Keine Auskunft zu laufendem Verfahren
Das Ausbleiben dieser Bewilligung war für Emad Sabry eine bittere Pille und stellte ihn erneut vor Probleme: Fortan musste nämlich an jedem Tag, an dem die Gstaaderhof Pharmacy geöffnet war und ist, ein Apotheker mit eidgenössischem Apothekerdiplom und einer kantonalen Berufsausübungsbewilligung anwesend sein. In der Person des heute 80-jährigen Apothekers David Banon wurde Sabry fündig, aber: «Wenn David Banon einmal nicht anwesend ist, kann mir der Kanton die Apotheke schliessen», sagt Sabry. Und genau dies sei im Dezember 2022 passiert, als Banon krank war. Allerdings sei Banon am 8. März wieder in der Apotheke gewesen. «Obschon ich dem Kapa sofort mitgeteilt hatte, dass mein Apotheker wieder da ist, dauerte es vier Monate, bis ich mein Geschäft wieder öffnen durfte», ärgert sich Sabry. In diesen sieben Monaten habe er einen siebenstelligen Betrag verloren. Emad Sabry ist bis heute davon überzeugt, Opfer einer Verleumdung geworden zu sein und beteuert, nichts Falsches oder Unethisches getan zu haben. Er versichert, dass ihm die Apotheke nicht geschlossen wurde, weil er rechtlich nicht einwandfrei gearbeitet habe. Das Kapa verweist auf Anfrage auf ein aktuell laufendes Verfahren im Zusammenhang mit Emad Sabry und erteilt deswegen keine Auskunft.

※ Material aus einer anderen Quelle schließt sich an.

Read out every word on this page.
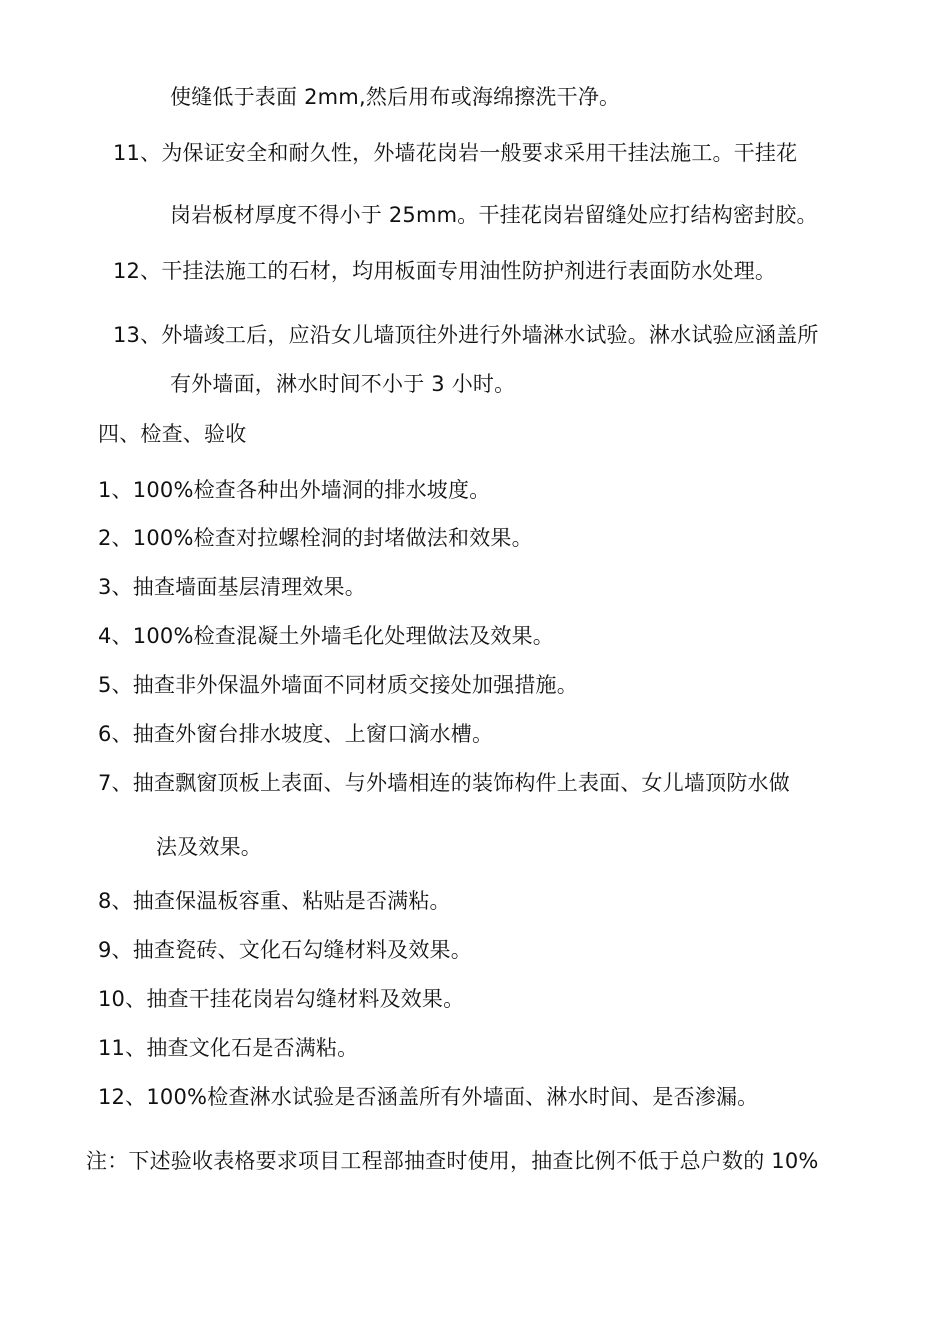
使缝低于表面 2mm,然后用布或海绵擦洗干净。
11、为保证安全和耐久性，外墙花岗岩一般要求采用干挂法施工。干挂花
岗岩板材厚度不得小于 25mm。干挂花岗岩留缝处应打结构密封胶。
12、干挂法施工的石材，均用板面专用油性防护剂进行表面防水处理。
13、外墙竣工后，应沿女儿墙顶往外进行外墙淋水试验。淋水试验应涵盖所
有外墙面，淋水时间不小于 3 小时。
四、检查、验收
1、100%检查各种出外墙洞的排水坡度。
2、100%检查对拉螺栓洞的封堵做法和效果。
3、抽查墙面基层清理效果。
4、100%检查混凝土外墙毛化处理做法及效果。
5、抽查非外保温外墙面不同材质交接处加强措施。
6、抽查外窗台排水坡度、上窗口滴水槽。
7、抽查飘窗顶板上表面、与外墙相连的装饰构件上表面、女儿墙顶防水做
法及效果。
8、抽查保温板容重、粘贴是否满粘。
9、抽查瓷砖、文化石勾缝材料及效果。
10、抽查干挂花岗岩勾缝材料及效果。
11、抽查文化石是否满粘。
12、100%检查淋水试验是否涵盖所有外墙面、淋水时间、是否渗漏。
注：下述验收表格要求项目工程部抽查时使用，抽查比例不低于总户数的 10%
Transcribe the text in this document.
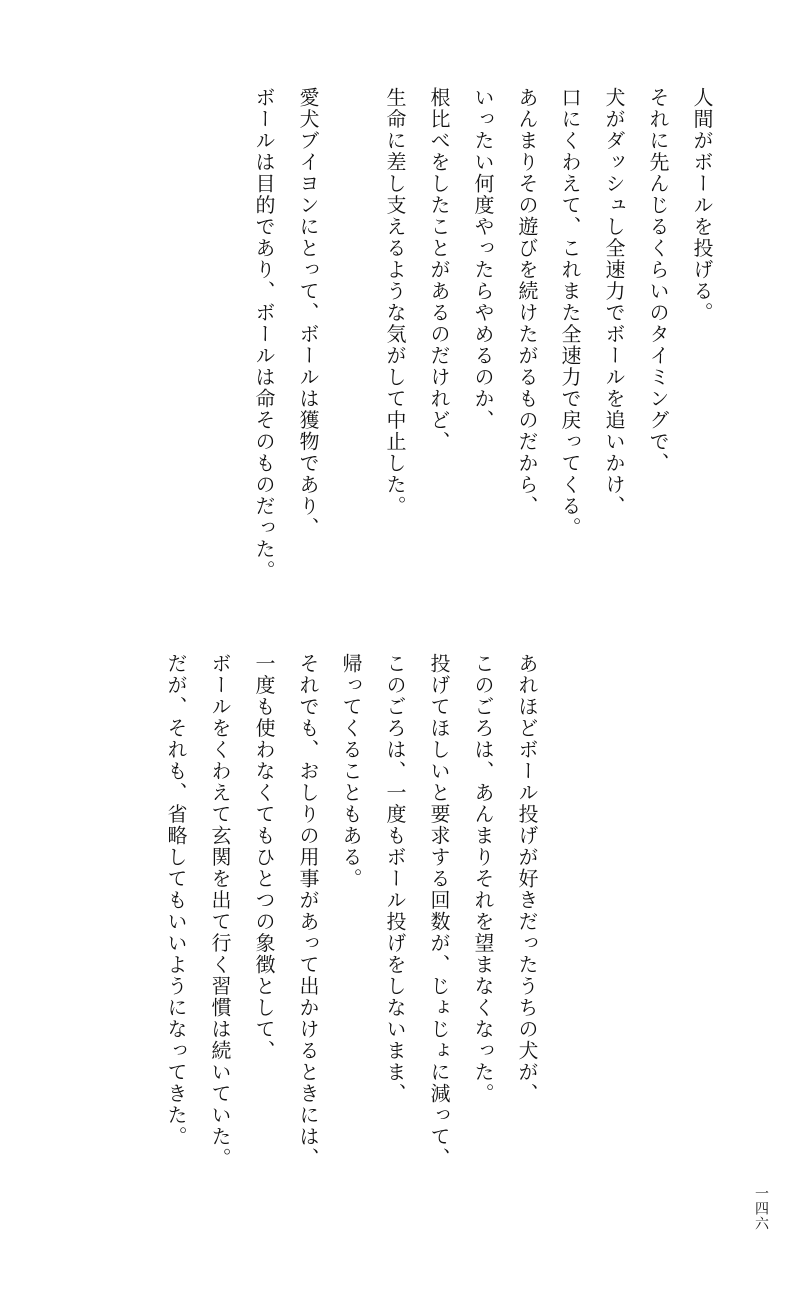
人間がボールを投げる。
それに先んじるくらいのタイミングで、
犬がダッシュし全速力でボールを追いかけ、
口にくわえて、これまた全速力で戻ってくる。
あんまりその遊びを続けたがるものだから、
いったい何度やったらやめるのか、
根比べをしたことがあるのだけれど、
生命に差し支えるような気がして中止した。
愛犬ブイヨンにとって、ボールは獲物であり、
ボールは目的であり、ボールは命そのものだった。
あれほどボール投げが好きだったうちの犬が、
このごろは、あんまりそれを望まなくなった。
投げてほしいと要求する回数が、じょじょに減って、
このごろは、一度もボール投げをしないまま、
帰ってくることもある。
それでも、おしりの用事があって出かけるときには、
一度も使わなくてもひとつの象徴として、
ボールをくわえて玄関を出て行く習慣は続いていた。
だが、それも、省略してもいいようになってきた。
一四六
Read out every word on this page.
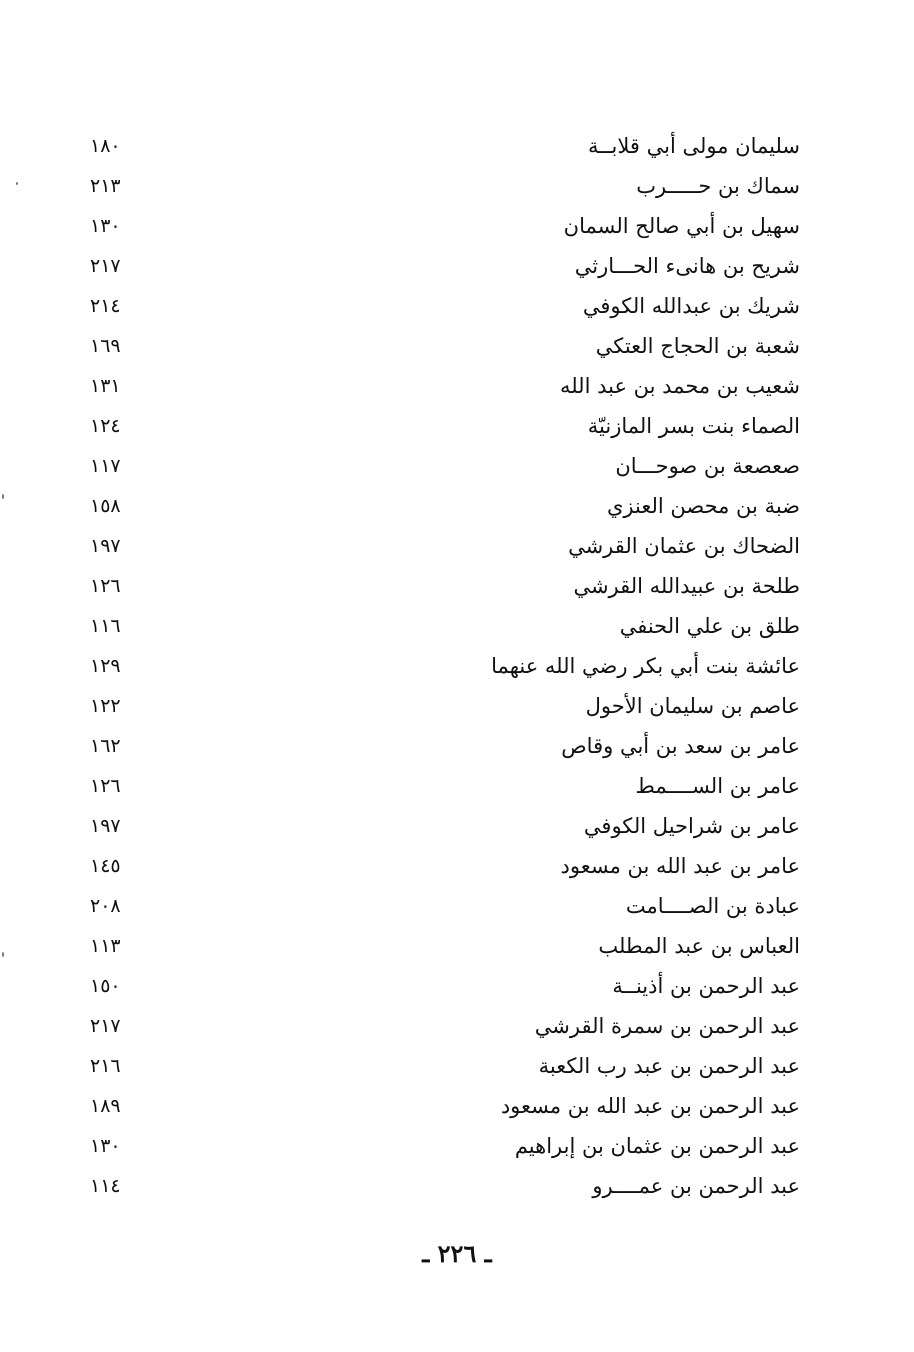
سليمان مولى أبي قلابــة
١٨٠
سماك بن حـــــرب
٢١٣
سهيل بن أبي صالح السمان
١٣٠
شريح بن هانىء الحـــارثي
٢١٧
شريك بن عبدالله الكوفي
٢١٤
شعبة بن الحجاج العتكي
١٦٩
شعيب بن محمد بن عبد الله
١٣١
الصماء بنت بسر المازنيّة
١٢٤
صعصعة بن صوحـــان
١١٧
ضبة بن محصن العنزي
١٥٨
الضحاك بن عثمان القرشي
١٩٧
طلحة بن عبيدالله القرشي
١٢٦
طلق بن علي الحنفي
١١٦
عائشة بنت أبي بكر رضي الله عنهما
١٢٩
عاصم بن سليمان الأحول
١٢٢
عامر بن سعد بن أبي وقاص
١٦٢
عامر بن الســــمط
١٢٦
عامر بن شراحيل الكوفي
١٩٧
عامر بن عبد الله بن مسعود
١٤٥
عبادة بن الصــــامت
٢٠٨
العباس بن عبد المطلب
١١٣
عبد الرحمن بن أذينــة
١٥٠
عبد الرحمن بن سمرة القرشي
٢١٧
عبد الرحمن بن عبد رب الكعبة
٢١٦
عبد الرحمن بن عبد الله بن مسعود
١٨٩
عبد الرحمن بن عثمان بن إبراهيم
١٣٠
عبد الرحمن بن عمــــرو
١١٤
ـ ٢٢٦ ـ
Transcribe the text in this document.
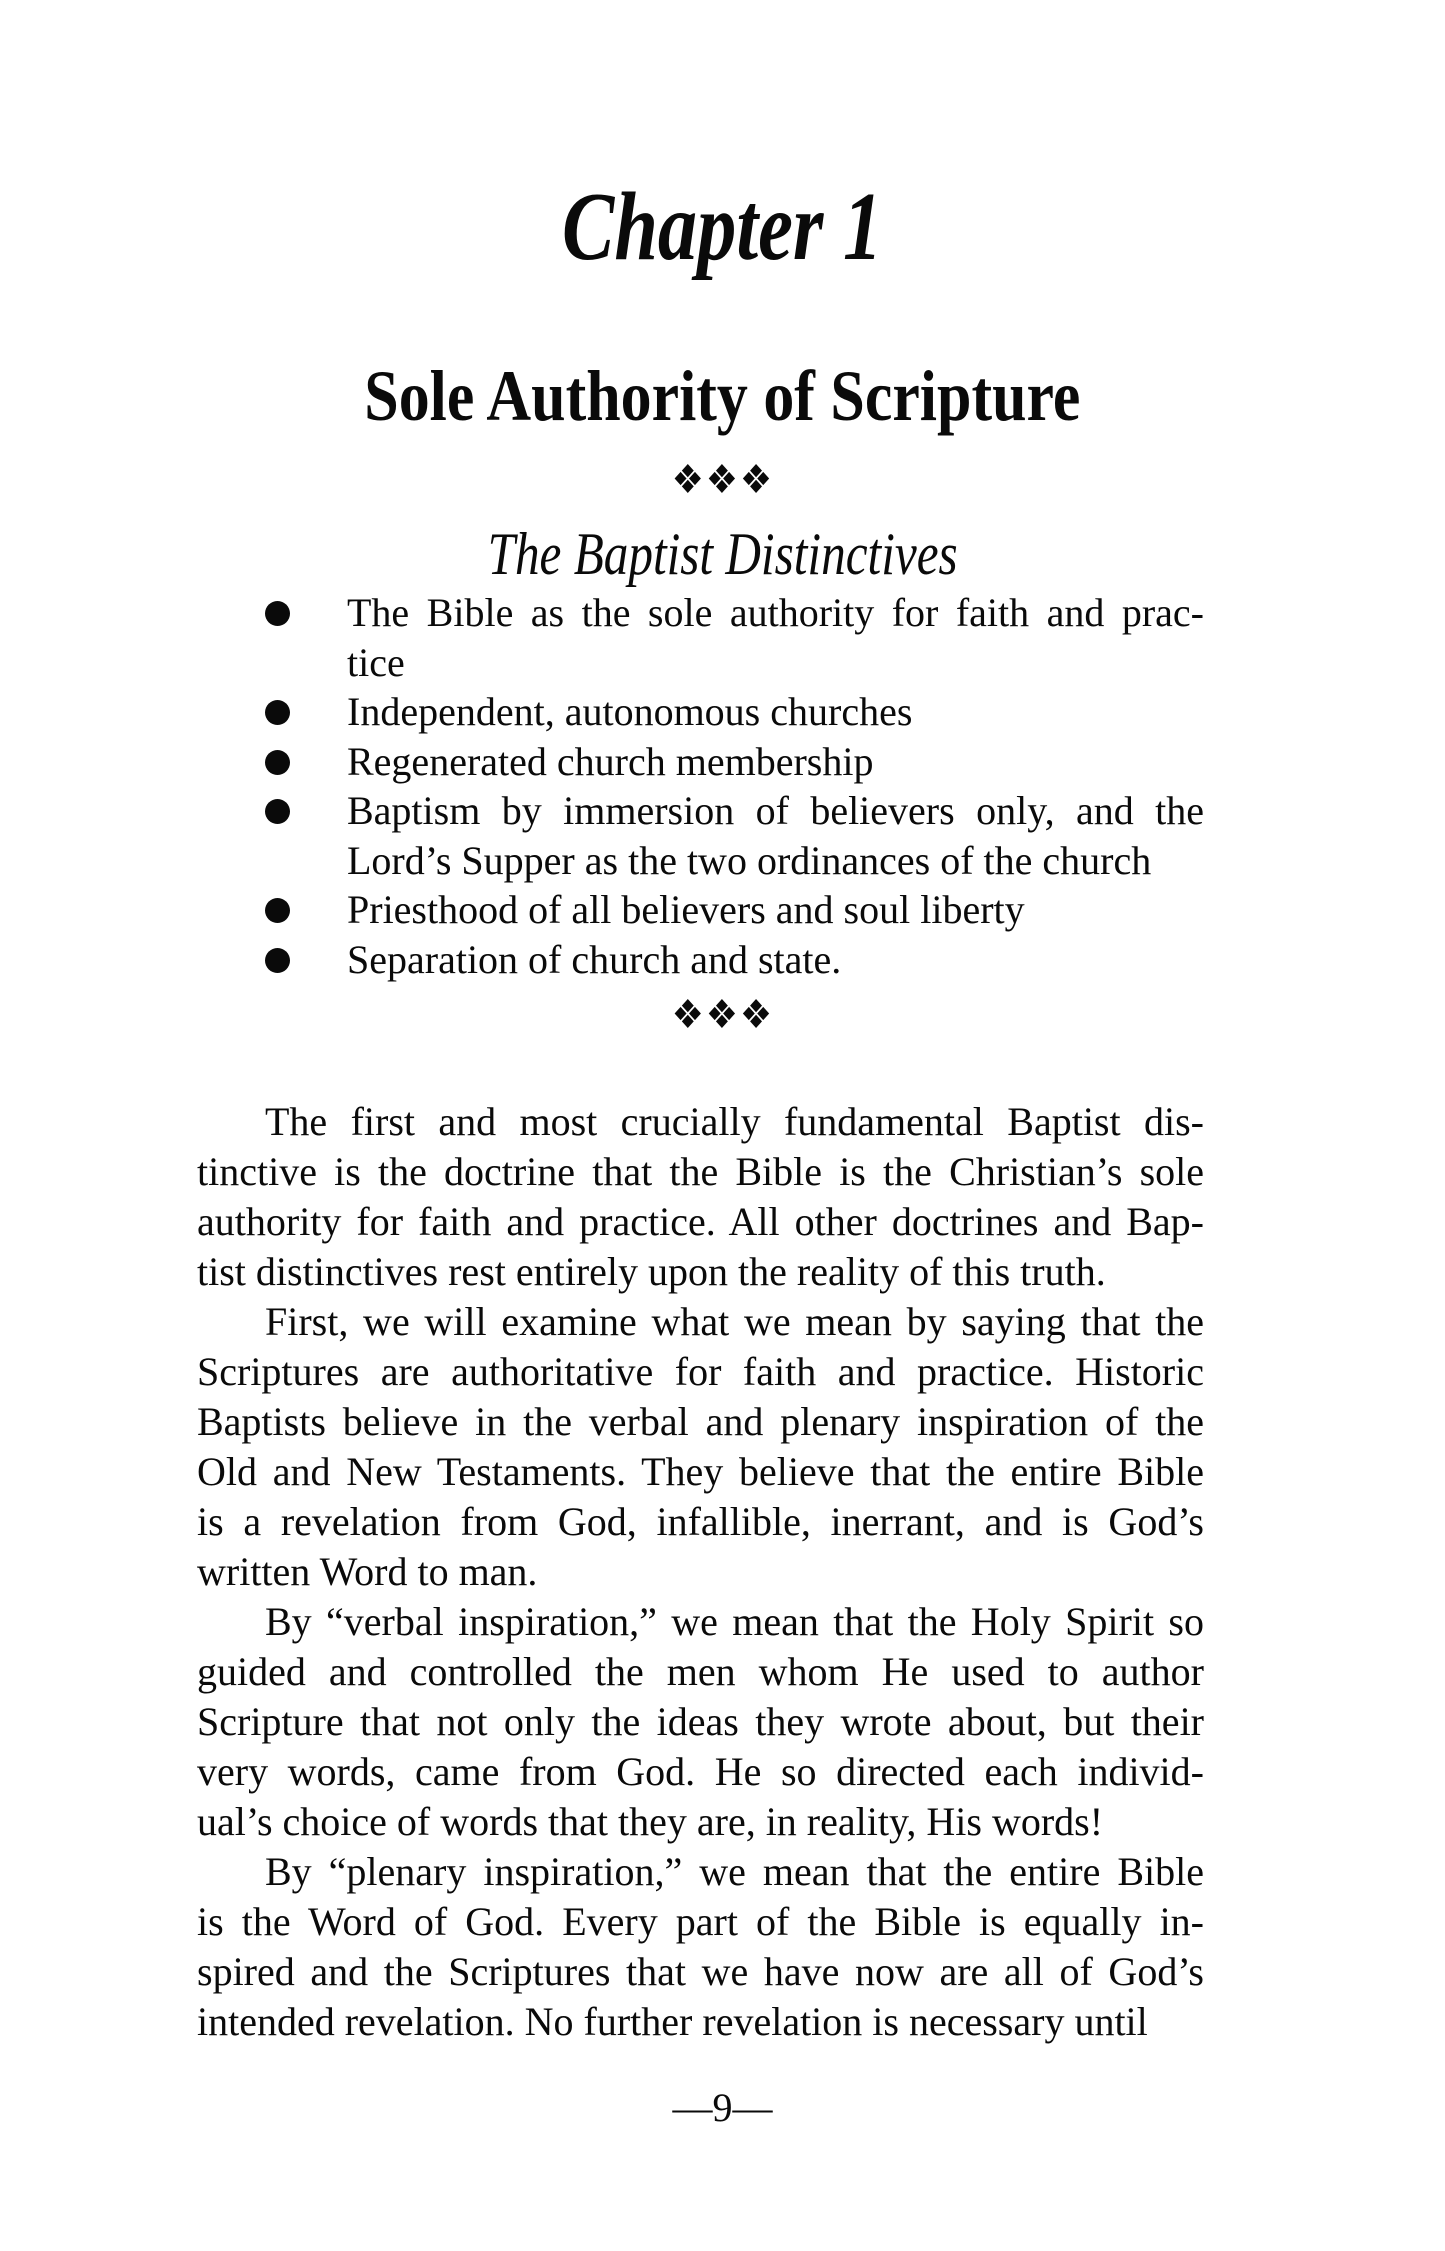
Chapter 1
Sole Authority of Scripture
❖❖❖
The Baptist Distinctives
The Bible as the sole authority for faith and prac-
tice
Independent, autonomous churches
Regenerated church membership
Baptism by immersion of believers only, and the
Lord’s Supper as the two ordinances of the church
Priesthood of all believers and soul liberty
Separation of church and state.
❖❖❖
The first and most crucially fundamental Baptist dis-
tinctive is the doctrine that the Bible is the Christian’s sole
authority for faith and practice. All other doctrines and Bap-
tist distinctives rest entirely upon the reality of this truth.
First, we will examine what we mean by saying that the
Scriptures are authoritative for faith and practice. Historic
Baptists believe in the verbal and plenary inspiration of the
Old and New Testaments. They believe that the entire Bible
is a revelation from God, infallible, inerrant, and is God’s
written Word to man.
By “verbal inspiration,” we mean that the Holy Spirit so
guided and controlled the men whom He used to author
Scripture that not only the ideas they wrote about, but their
very words, came from God. He so directed each individ-
ual’s choice of words that they are, in reality, His words!
By “plenary inspiration,” we mean that the entire Bible
is the Word of God. Every part of the Bible is equally in-
spired and the Scriptures that we have now are all of God’s
intended revelation. No further revelation is necessary until
—9—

Im Moment darf Emad Sabry seine Gstaaderhof Pharmacy wieder geöffnet haben – solange David Banon anwesend ist.
ZUR PERSON
Der heute 65-jährige Emad Sabry liess sich in Alexandrien (Ägypten) zum Apotheker ausbilden. Aus familiären Gründen wurde er zwei Jahre früher eingeschult als seine Mitschüler. Als er 15 Jahre alt war, sprach er neben seiner ägyptischen Muttersprache bereits Englisch und Französisch und lernte Deutsch. Als er mit 21 Jahren das Universitätsstudium abgeschlossen hatte, war er Ägyptens jüngster Apotheker. An einem Studentenkongress in Lausanne lernte er seine Frau kennen, die er 1983 heiratete. «Als koptischer Christ war man im damaligen Ägypten ein Mensch zweiter Klasse, ohne Karrierechancen», sagt Sabry. Zudem wollte er in einem Land eine Familie gründen, in dem es «diese islamische Mentalität» nicht gab. So kam er mit seiner Frau, einer gebürtigen Italienerin, in die Schweiz.